顔淵・季路侍す。子曰く、盍ぞ各〻爾の志を言わざる。子路曰く、願わくは車馬衣軽裘を、朋友と共にし、之を敝りて憾み無からん。顔淵曰く、願わくは善に伐ること無く、労を施すこと無からん。子路曰く、願わくは子の志を聞かん。子曰く、老者は之を安んじ、朋友は之を信じ、少者は之を懐けん。
顔淵と季路とが先師のおそばにいたときのこと、先師がいわれた。――
「どうだ、今日は一つ、めいめいの理想といったようなものを語りあってみようではないか」
すると、子路がすぐいった。
「私が馬車に乗り、軽い毛皮の着物が着れるような身分になりました時に、友人とともにそれに乗り、それを着て、かりに友人がそれをいためましても、なんとも思わないようにありたいものだと思います」
顔淵はいった。
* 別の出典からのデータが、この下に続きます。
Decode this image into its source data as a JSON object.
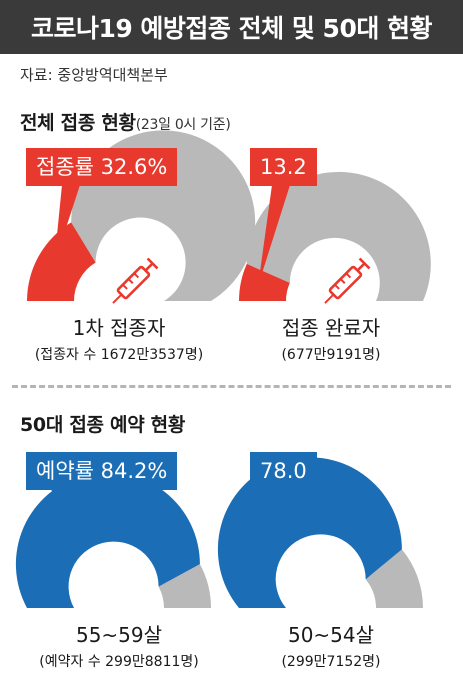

――
「私は、自分の善事を誇ったり、骨折を吹聴したりするような誘惑にうち克って、自分の為すべきことを、真心こめてやれるようになりたいと、それをひたすら願っております」
しばらくして子路が先師にたずねた。――
「どうか、先生のご理想も承らしていただきたいと思います」
先師はこたえられた。――
「私は、老人たちの心を安らかにしたい。友人とは信をもって交りたい。年少者には親しまれたい、と、ただそれだけを願っているのだ」(下村湖人『現代訳論語』)
がんえん・きろじす。しのたまわく、なんぞおのおのなんじのこころざしをいわざる。しろいわく、ねがわくはしゃばいけいきゅうを、ほうゆうとともにし、これをやぶりてうらみなからん。がんえんいわく、ねがわくはぜんにほこることなく、ろうをほどこすことなからん。しろいわく、ねがわくはしのこころざしをきかん。しのたまわく、ろうしゃはこれをやすんじ、ほうゆうはこれをしんじ、しょうしゃはこれをなつけん。